= Loleh Bellon =

French actress (1925–1999)

Marie Laure Viole Bellon, generally known as Loleh Bellon (1925–1999), was a French stage and film actress, as well as a playwright. In 1949, for her role in Robert Desnos' La Place de l'Étoile, she was awarded the Prix des Jeunes comédiens. She is remembered for her performances in Giraudoux' Judith, and in Claudel's L'Annonce faite à Marie. Bellon was also a successful playwright, especially with Dames du jeudi (1976), Une absence (1988), and La Chambre d'amis (1995). For her play L'Éloignement (1987), she was awarded the Molière prize.

==Early life and family==
Born on 14 May 1925 in Bayonne, Marie Laure Viole Bellon was the daughter of Jacques Bellon, a magistrate, and Denise Simone Hulmann, a well-known photographer. In 1947, she married the Spanish writer Jorge Semprún Maura (1923–2011), with whom she gave birth to Jaime Semprún (1947–2010), also a writer. Following a divorce in 1960, she married the poet Claude Roy (1915–1997) in 1962. Loleh Bellon was the younger sister of the film director and screenwriter Yannick Bellon.

==Professional life==
Bellon studied for the theatre under the Russian-born actress and drama teacher Tania Balachova, the actor and theatre manager Charles Dullin, and the actor Julien Bertheau. After making her stage début in 1945 in J. B. Priestley's Dangerous Corner, in 1947, she played in L'An Mil by Jules Romains. In 1949, for her performance in La Place de l'Étoile, she was awarded the Prix des Jeunes comédiens.

She embarked on her cinema career in the late 1940s, working with Jean-Louis Barrault and Jean Vilar. Her first major success was the role of Marie in Le Point du jour (1949), directed by Louis Daquin. She appeared in two more of Daquin's films – The Perfume of the Lady in Black (1949), and Maître après Dieu (1950). Thanks to her sister Yannick Bellon, in the 1970s, she starred in Quelque part quelqu'un (1972) and Jamais plus toujours (1976).

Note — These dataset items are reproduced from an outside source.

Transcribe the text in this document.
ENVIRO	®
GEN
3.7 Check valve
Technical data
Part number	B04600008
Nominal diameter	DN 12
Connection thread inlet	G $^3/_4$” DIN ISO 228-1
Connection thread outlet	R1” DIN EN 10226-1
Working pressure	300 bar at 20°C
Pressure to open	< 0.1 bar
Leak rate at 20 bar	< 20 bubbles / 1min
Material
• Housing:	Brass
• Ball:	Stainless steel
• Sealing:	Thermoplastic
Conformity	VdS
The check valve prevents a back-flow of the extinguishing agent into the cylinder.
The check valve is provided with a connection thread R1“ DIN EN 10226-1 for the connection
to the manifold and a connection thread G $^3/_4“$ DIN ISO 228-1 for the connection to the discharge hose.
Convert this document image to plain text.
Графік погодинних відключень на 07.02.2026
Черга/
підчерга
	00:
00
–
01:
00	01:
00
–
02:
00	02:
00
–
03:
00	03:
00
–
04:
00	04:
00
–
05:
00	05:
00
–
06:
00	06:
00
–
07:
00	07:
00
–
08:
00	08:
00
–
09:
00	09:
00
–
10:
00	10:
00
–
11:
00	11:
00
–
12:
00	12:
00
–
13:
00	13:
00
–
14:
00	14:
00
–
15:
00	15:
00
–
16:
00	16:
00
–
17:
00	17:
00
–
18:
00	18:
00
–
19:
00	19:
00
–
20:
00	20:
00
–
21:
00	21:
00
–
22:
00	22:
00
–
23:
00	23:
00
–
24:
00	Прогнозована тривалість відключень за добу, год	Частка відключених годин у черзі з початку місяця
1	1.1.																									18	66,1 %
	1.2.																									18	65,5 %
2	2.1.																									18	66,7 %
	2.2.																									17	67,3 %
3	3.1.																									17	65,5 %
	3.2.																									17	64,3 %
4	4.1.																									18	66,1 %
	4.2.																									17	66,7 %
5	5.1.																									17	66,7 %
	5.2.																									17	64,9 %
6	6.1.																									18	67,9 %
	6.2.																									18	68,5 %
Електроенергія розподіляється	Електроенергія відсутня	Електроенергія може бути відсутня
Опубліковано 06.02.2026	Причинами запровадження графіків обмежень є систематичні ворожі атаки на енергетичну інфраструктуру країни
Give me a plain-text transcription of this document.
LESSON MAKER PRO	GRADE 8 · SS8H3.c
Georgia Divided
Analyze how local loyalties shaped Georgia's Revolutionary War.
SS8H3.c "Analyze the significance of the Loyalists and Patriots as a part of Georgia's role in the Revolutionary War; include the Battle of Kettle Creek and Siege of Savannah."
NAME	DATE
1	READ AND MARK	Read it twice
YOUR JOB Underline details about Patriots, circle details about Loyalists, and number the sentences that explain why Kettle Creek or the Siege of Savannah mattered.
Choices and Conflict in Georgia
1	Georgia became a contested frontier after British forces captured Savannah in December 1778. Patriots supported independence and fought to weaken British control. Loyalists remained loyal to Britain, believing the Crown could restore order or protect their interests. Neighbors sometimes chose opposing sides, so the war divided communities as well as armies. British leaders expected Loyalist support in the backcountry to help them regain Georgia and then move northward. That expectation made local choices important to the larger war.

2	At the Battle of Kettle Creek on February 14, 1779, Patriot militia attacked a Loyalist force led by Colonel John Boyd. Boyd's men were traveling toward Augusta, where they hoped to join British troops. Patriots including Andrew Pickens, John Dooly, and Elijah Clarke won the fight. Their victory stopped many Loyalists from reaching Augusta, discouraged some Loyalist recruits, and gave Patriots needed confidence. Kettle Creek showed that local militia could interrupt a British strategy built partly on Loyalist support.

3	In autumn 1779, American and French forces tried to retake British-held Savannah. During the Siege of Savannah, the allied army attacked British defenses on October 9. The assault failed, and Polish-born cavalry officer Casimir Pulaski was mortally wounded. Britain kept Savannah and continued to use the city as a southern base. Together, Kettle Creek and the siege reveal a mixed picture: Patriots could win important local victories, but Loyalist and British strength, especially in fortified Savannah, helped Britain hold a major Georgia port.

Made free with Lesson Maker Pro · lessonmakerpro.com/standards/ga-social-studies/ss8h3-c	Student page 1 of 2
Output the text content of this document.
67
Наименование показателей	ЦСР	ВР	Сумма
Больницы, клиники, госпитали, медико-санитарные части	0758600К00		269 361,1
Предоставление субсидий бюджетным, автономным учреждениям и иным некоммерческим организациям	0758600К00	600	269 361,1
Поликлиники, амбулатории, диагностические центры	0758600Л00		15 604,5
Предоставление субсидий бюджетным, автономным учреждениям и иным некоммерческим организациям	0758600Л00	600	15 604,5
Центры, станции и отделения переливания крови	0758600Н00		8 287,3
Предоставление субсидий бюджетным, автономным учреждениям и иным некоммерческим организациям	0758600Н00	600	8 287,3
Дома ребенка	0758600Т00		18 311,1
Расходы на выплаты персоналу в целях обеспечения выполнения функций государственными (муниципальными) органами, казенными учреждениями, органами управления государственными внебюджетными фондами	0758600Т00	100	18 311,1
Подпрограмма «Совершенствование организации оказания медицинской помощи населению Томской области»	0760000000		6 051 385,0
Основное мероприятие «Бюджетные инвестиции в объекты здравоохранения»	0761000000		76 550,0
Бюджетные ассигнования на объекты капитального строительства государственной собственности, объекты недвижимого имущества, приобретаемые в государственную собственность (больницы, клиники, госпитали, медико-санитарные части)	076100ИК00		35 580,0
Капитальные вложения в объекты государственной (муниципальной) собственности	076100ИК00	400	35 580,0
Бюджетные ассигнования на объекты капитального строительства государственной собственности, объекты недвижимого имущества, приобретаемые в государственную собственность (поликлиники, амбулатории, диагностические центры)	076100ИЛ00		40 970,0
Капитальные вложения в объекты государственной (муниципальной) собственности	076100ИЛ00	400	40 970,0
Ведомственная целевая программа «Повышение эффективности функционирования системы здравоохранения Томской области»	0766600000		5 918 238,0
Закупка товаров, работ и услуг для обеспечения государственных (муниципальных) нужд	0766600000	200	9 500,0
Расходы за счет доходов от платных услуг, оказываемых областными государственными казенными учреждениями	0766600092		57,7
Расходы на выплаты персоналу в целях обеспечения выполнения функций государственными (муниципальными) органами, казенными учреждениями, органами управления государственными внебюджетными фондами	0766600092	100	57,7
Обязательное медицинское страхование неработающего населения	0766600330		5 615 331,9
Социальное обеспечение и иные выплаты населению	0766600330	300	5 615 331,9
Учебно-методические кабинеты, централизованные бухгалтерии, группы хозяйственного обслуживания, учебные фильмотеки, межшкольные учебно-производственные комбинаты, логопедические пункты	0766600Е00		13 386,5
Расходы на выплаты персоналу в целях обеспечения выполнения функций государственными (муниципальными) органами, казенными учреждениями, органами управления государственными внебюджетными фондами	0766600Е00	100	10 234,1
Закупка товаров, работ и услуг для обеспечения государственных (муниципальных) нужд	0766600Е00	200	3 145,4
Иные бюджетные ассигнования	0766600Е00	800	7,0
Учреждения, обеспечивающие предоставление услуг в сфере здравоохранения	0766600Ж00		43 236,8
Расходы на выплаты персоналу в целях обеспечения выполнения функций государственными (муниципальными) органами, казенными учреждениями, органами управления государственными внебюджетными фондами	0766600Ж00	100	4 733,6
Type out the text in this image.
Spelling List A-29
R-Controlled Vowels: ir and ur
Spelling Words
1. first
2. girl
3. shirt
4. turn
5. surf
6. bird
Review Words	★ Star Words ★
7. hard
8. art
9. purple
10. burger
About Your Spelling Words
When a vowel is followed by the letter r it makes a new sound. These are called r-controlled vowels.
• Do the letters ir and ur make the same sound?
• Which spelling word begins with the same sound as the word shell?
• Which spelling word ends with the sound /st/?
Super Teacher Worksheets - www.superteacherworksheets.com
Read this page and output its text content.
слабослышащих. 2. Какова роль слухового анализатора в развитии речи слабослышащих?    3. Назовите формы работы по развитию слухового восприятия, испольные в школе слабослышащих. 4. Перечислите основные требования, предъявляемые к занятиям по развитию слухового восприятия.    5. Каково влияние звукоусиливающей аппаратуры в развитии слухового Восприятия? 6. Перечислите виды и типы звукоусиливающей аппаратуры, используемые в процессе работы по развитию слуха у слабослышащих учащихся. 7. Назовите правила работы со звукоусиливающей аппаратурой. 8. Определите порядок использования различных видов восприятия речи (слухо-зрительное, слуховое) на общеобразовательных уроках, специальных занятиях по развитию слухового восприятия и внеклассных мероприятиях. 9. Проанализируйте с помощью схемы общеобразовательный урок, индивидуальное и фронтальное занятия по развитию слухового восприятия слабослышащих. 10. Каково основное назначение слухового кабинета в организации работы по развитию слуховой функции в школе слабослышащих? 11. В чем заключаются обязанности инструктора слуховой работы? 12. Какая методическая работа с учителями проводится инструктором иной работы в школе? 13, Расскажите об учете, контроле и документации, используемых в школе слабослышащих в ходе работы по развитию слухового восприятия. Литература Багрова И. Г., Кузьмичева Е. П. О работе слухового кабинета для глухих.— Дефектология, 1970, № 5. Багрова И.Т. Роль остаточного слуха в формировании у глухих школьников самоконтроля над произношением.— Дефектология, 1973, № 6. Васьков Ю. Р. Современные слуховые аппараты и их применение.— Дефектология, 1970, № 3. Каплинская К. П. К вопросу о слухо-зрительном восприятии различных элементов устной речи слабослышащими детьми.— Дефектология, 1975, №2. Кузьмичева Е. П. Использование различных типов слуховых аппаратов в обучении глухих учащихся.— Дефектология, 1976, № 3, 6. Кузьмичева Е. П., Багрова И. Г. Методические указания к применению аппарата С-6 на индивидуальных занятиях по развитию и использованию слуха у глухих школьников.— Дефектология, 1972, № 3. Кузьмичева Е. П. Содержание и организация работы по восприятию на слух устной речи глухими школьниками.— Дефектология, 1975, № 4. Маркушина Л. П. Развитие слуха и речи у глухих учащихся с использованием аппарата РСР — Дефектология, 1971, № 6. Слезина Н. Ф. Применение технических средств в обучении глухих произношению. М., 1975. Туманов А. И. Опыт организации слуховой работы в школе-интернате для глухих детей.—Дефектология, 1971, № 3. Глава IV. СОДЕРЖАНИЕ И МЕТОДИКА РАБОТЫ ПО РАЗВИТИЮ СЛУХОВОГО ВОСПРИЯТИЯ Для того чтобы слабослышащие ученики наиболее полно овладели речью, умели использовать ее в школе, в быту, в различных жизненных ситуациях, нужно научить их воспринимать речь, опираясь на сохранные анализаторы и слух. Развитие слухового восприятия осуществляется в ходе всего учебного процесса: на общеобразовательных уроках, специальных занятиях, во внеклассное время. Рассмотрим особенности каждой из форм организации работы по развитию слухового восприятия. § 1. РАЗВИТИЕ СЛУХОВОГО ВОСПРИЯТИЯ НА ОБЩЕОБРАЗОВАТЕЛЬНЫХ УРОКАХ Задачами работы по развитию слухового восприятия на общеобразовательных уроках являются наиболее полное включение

As a playwright, in 1976, her Les Dames du Jeudi was awarded the Ibsen prize. Other successes included L'èloignement (1987), Une absence (1988), and La Chambre d'amis (1995).

Loleh Bellon died on 22 May 1999 in Le Kremlin-Bicêtre, in the Paris suburbs.

== Public activities ==
In May 1951, Loleh Bellon was the sponsor of a subscription contest for Femmes françaises, a communist women's magazine.

She supported the feminist campaign to legalize abortion on demand in France.